Alan taught Rehabilitation Teaching to graduate students at UMass Boston in the 90s, and several of his students are now employed at MCB.
“Alan’s attitude has been the highest motivator with a strong sense of humor through it all,” said Donna Nicolai, Rehabilitation Teacher in Region 6. “We will miss him so.”
Many of the consumers that Alan also served over the years have achieved success in their careers and are also employed by MCB with a desire to give back to the blindness community, like Alan.

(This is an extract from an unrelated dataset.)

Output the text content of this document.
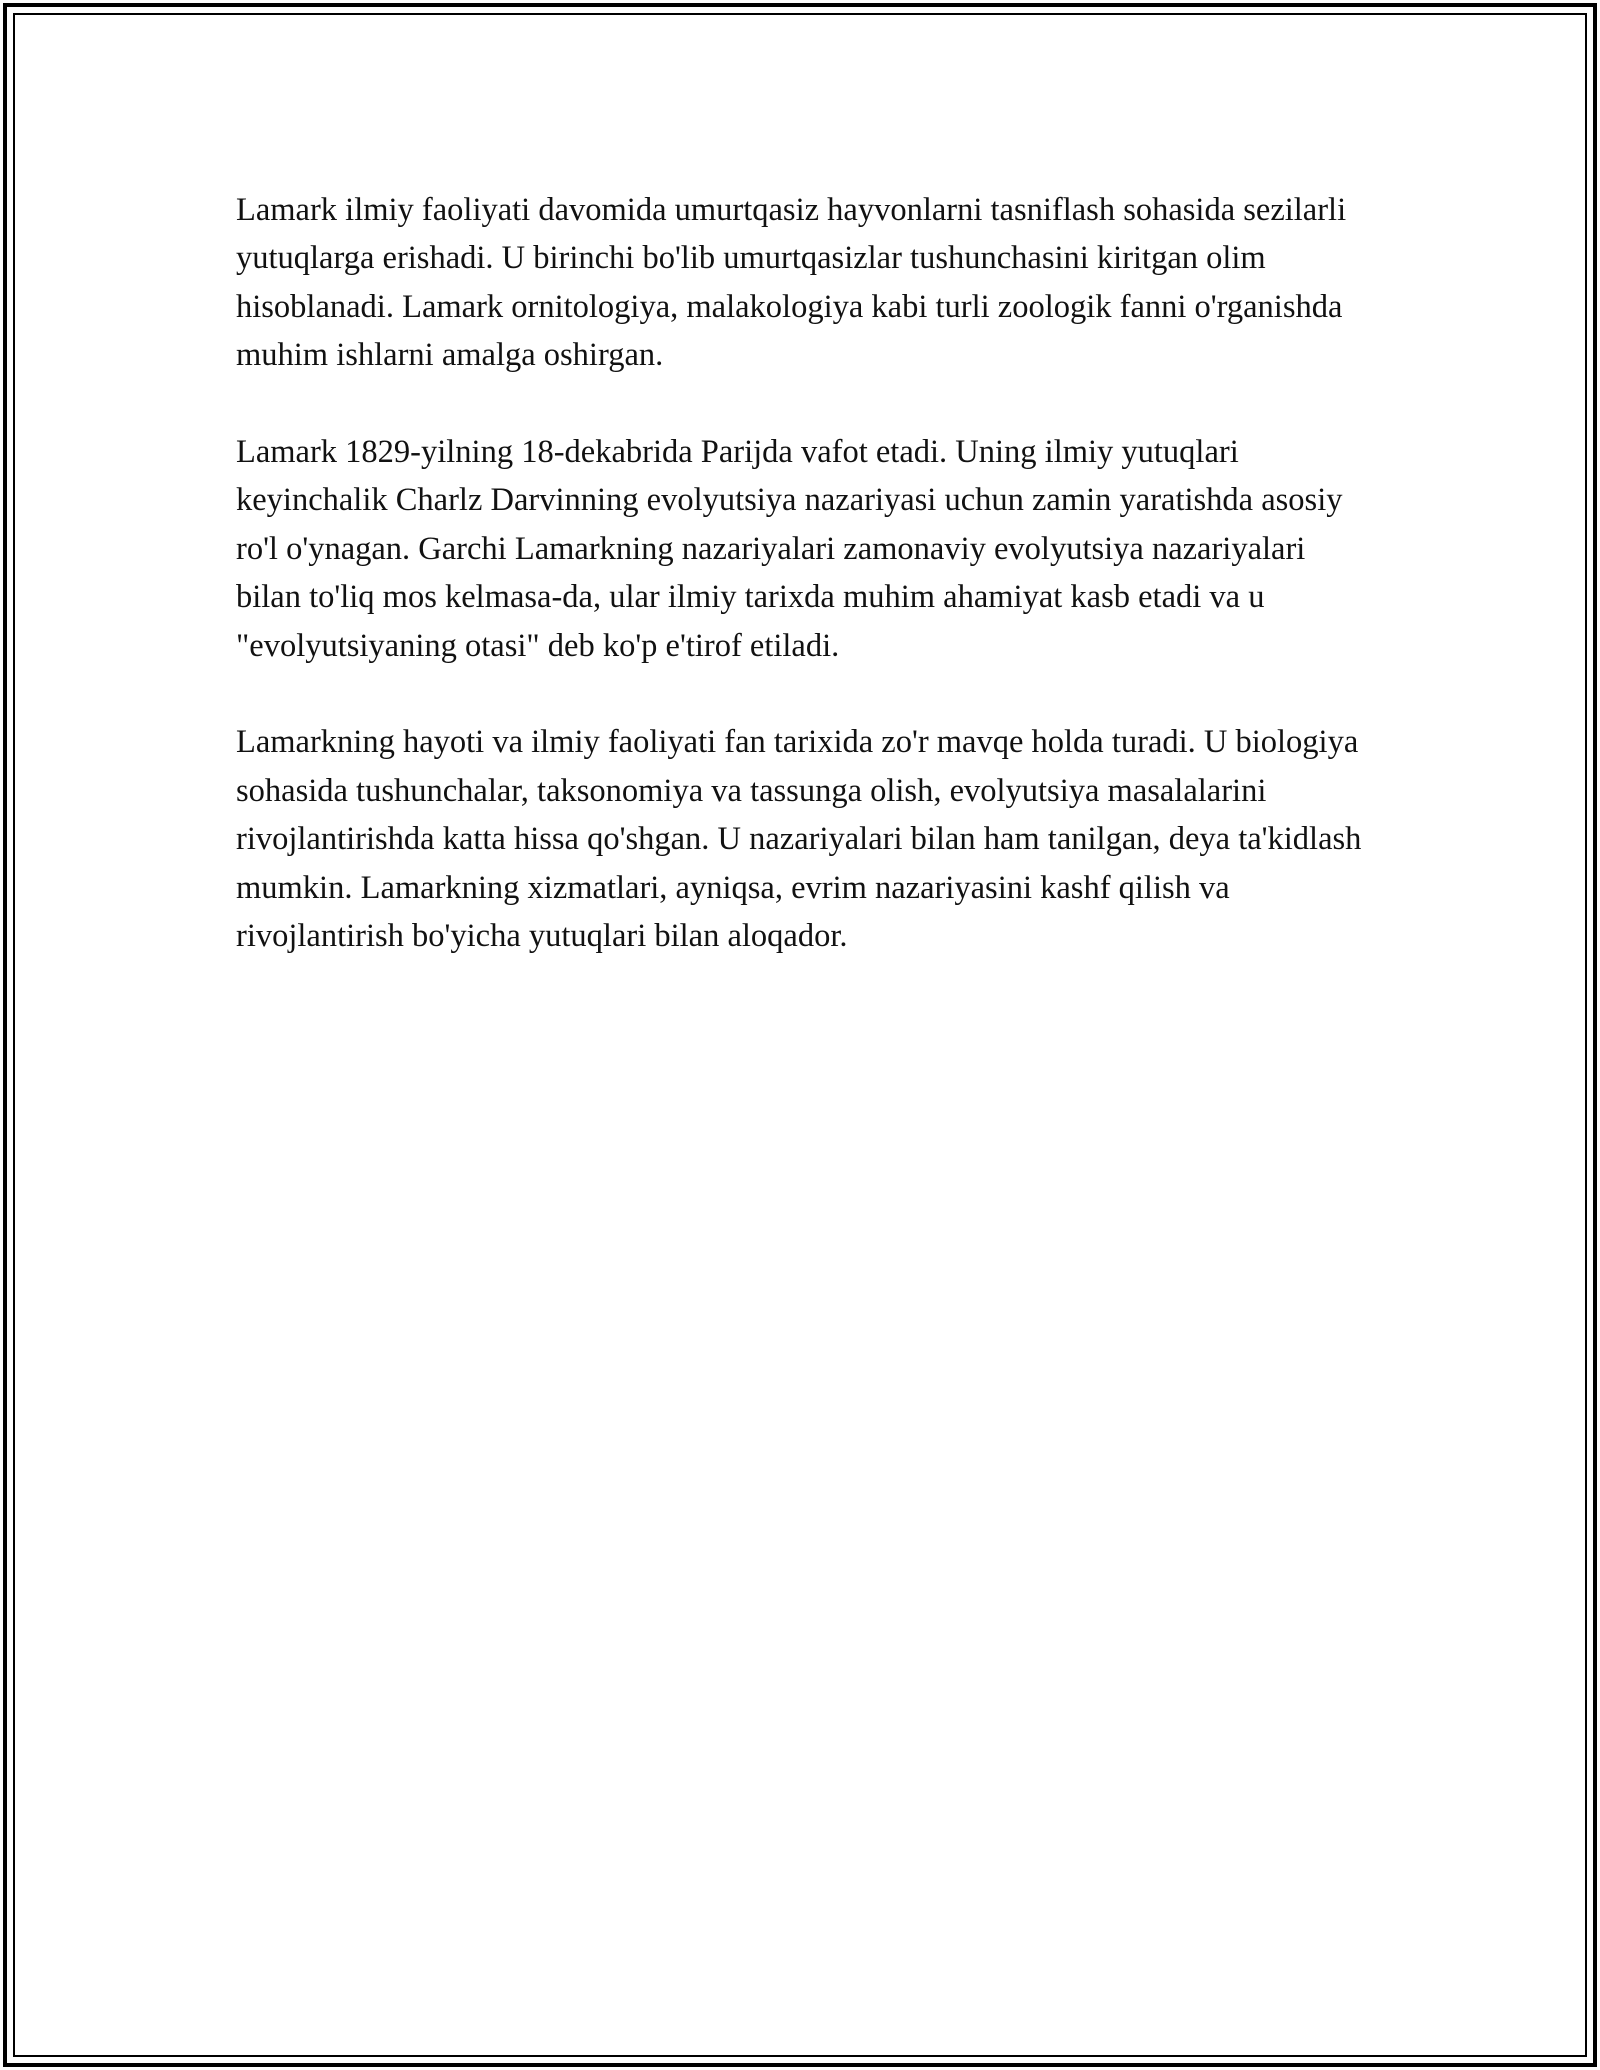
Lamark ilmiy faoliyati davomida umurtqasiz hayvonlarni tasniflash sohasida sezilarli yutuqlarga erishadi. U birinchi bo'lib umurtqasizlar tushunchasini kiritgan olim hisoblanadi. Lamark ornitologiya, malakologiya kabi turli zoologik fanni o'rganishda muhim ishlarni amalga oshirgan.

Lamark 1829-yilning 18-dekabrida Parijda vafot etadi. Uning ilmiy yutuqlari keyinchalik Charlz Darvinning evolyutsiya nazariyasi uchun zamin yaratishda asosiy ro'l o'ynagan. Garchi Lamarkning nazariyalari zamonaviy evolyutsiya nazariyalari bilan to'liq mos kelmasa-da, ular ilmiy tarixda muhim ahamiyat kasb etadi va u "evolyutsiyaning otasi" deb ko'p e'tirof etiladi.

Lamarkning hayoti va ilmiy faoliyati fan tarixida zo'r mavqe holda turadi. U biologiya sohasida tushunchalar, taksonomiya va tassunga olish, evolyutsiya masalalarini rivojlantirishda katta hissa qo'shgan. U nazariyalari bilan ham tanilgan, deya ta'kidlash mumkin. Lamarkning xizmatlari, ayniqsa, evrim nazariyasini kashf qilish va rivojlantirish bo'yicha yutuqlari bilan aloqador.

“Deputy Commissioner John Oliveira was a consumer, and I helped him with Assistive Technology (AT) when he was in high school,” remembered Alan. “I could tell that he was going places.”
“Alan inspired me with his dedication to MCB and our mission,” said Deputy Commissioner Oliveira who has worked with Alan for more than 30 years, supervised Alan since 2011, and credits himself for introducing Alan to a combination of peanut butter and fried dough. “He is an extremely organized individual and a go-to person at MCB when looking for information regarding past events…his knowledge, experience and support have been recognized by current and former staff. He is a strong advocate and supporter of Region 4 consumers.”
Alan was promoted several times at MCB holding positions such as VR Supervisor and currently Regional Director for Region 4, a position he has held since 2008.
“People move on and up in the agency, and it’s super rewarding,” said Alan. “Internships with MCB are so important.”
Alan has been married to his wife, Kathi, for more than 30 years. They met in high school in Medford where Alan was one of 2 students out of 4,000 with a visual impairment. Their first date included a game of mini-golf (Kathi won) and Chinese food.
Kathi became a Rehabilitation Teacher and found employment at MCB also. Today, she is still employed at MCB as Social Rehabilitation and Rehabilitation Teaching Supervisor in Region 6, and she knows firsthand just how much Alan’s team relies on him as a resource and leader.
“If anybody has a question, they call him,” said Kathi. “He always listens and always tries to hear the other person’s point of view. He leads by example and doesn’t have to delegate because he just leads his team to perform that way. He is not afraid to get his hands dirty and work. He loves what he does.”
One of Alan’s favorite memories includes an in-person visit with a consumer in their home where he hoped to teach independent living skills. Instead, the consumer said, “Why would I want to learn these things? I don’t want to mop the floors and clean the bathrooms! I thought you were a homemaker.”
Alan explained, “There are those who want to succeed and be independent, and those who don’t. Sometimes you have to start very small, but it’s nice to leave someone with something that might improve their quality of life, even if it’s a 20/20 pen or just advice.”
Alan’s best advice as he wraps up his final weeks at MCB is simple, yet wise.
“I try to lead by the golden rule of treat others the way that you want to be treated, and I give people my time whether it’s just to listen or be there as a resource.”
Thank you for sharing your time and talents with all of us at MCB, Alan! You have made a difference for the better in our agency and in the lives of the people we serve.